Secondly from the alliance of crime victims and celebrities who would impose tighter regulation, backed by statute, on the printed media. Just when the floodgates of the worldwide web stand open to disseminate limitless quantities of tittle-tattle and misinformation with almost zero prospect of correction or redress.

And finally from the threat to impose minimum pricing on the hack’s traditional relief and recreation: alcohol.

Let me deal with the last first. Apparently we all need to pay more for our booze because the centres our major cities have been made a “living hell” by cheap drink.


Really? Might it not have more to do with the halfwitted decision to abolish traditional opening hours, and the oversight of licensing by magistrates, in the vain hope of creating a sophisticated “continental cafĂ© culture” rather than having the young lying around the streets in pools of their own vomit?

Not that it is just Yoof that Nanny cares about. According to campaigners, this more expensive drink will also “save the lives” of 50,000 pensioners over 10 years and massively reduce the burden on the NHS.

Except that, in the real world, those pensioners will surely die of something else that will almost certainly prove every bit as expensive to treat.

On this logic, we should also be imposing massive new price hikes on food to counter obesity, and on skis, horses, motorbikes and rugby balls to save the NHS from treating the resultant accidental injuries.

There are already laws against serving alcohol to those who have plainly consumed enough, and against being drunk and incapable or disorderly.

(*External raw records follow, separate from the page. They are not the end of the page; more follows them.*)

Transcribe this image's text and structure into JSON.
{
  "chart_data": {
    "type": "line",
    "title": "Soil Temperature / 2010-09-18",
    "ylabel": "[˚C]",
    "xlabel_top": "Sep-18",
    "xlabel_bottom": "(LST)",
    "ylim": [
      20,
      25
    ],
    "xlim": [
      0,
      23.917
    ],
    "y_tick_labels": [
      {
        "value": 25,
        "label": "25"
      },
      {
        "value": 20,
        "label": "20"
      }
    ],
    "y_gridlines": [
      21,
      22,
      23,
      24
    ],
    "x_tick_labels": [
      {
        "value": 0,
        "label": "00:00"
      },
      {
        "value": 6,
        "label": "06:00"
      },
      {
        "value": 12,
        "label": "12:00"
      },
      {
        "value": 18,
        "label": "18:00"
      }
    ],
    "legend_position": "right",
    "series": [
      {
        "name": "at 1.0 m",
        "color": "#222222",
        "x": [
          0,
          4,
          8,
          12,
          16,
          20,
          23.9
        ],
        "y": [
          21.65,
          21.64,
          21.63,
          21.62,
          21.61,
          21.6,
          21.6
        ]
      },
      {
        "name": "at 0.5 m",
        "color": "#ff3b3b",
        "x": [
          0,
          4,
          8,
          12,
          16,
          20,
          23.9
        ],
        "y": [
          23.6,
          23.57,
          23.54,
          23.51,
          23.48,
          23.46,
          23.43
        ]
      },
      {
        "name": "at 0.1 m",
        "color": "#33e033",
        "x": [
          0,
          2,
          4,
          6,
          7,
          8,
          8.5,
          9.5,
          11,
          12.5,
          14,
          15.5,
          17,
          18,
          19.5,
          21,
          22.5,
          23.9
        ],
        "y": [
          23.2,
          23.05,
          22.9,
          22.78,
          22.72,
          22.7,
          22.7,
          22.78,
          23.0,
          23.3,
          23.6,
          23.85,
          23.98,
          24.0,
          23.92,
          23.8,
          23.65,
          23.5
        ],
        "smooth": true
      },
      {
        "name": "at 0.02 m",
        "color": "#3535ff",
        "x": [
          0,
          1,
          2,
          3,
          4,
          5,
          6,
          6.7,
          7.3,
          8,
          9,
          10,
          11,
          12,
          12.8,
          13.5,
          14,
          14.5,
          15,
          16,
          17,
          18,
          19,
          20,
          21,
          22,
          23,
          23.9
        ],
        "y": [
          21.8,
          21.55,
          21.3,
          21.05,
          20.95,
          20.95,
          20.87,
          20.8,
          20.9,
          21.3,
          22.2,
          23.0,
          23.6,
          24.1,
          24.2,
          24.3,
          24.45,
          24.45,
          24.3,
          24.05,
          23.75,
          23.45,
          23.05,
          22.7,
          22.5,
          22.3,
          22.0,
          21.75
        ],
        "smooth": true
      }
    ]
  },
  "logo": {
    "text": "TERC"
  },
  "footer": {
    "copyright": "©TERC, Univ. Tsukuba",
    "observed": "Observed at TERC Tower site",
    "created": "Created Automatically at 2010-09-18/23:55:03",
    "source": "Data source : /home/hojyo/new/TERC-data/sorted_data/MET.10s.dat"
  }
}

Just as there are laws against the unlawful interception of communications through phone hacking.

Rather than holding inquiries and adding more pages to the already bulging statute book, why not first have a try at enforcing the laws we have already got?

Meanwhile the relentlessly increasing domination of nearly all our lives (not you, Auntie Leslie) by the internet makes the attempt to impose fresh rules on newspapers as relevant as the actions of those courtiers who egged on poor old King Canute to plonk himself in the path of the rising tide.

Yes, I know they call him King Cnut these days, but I couldn't risk a misprint

We need a free and unfettered press that asks awkward questions, highlights injustices and exposes wrongdoers, without outrageously invading the privacy of those who have never sought to be public figures, or otherwise breaking the law. For that to happen, we also need people willing to pay a few pence each day for a newspaper or its online equivalent.

Becoming a writer was my lifelong ambition, in admittedly lazy recognition of the fact that stringing words together is the only small talent I possess. I am delighted that it is now easier than ever before to get my work published; but considerably less happy that it is also increasingly difficult to make any money by doing so.

Yes, there are J.K. Rowling and that woman who wrote Fifty Shades of Grey, but they are to the mass of authors as lottery jackpot winners are to the other mugs who fork out for a ticket.

In my ideal world, reasonably priced alcohol would be served principally by responsible landlords who would ring a closing bell at 10.30 or 11pm, and send home before then anyone who was clearly the worse for wear.


Those patrons who were not engaged in conversation or traditional pub games would while away their evenings happily reading newspapers, or perhaps my latest book.

The really sad thing is that, well within living memory, something very like that earthly paradise actually existed, and it is never coming back.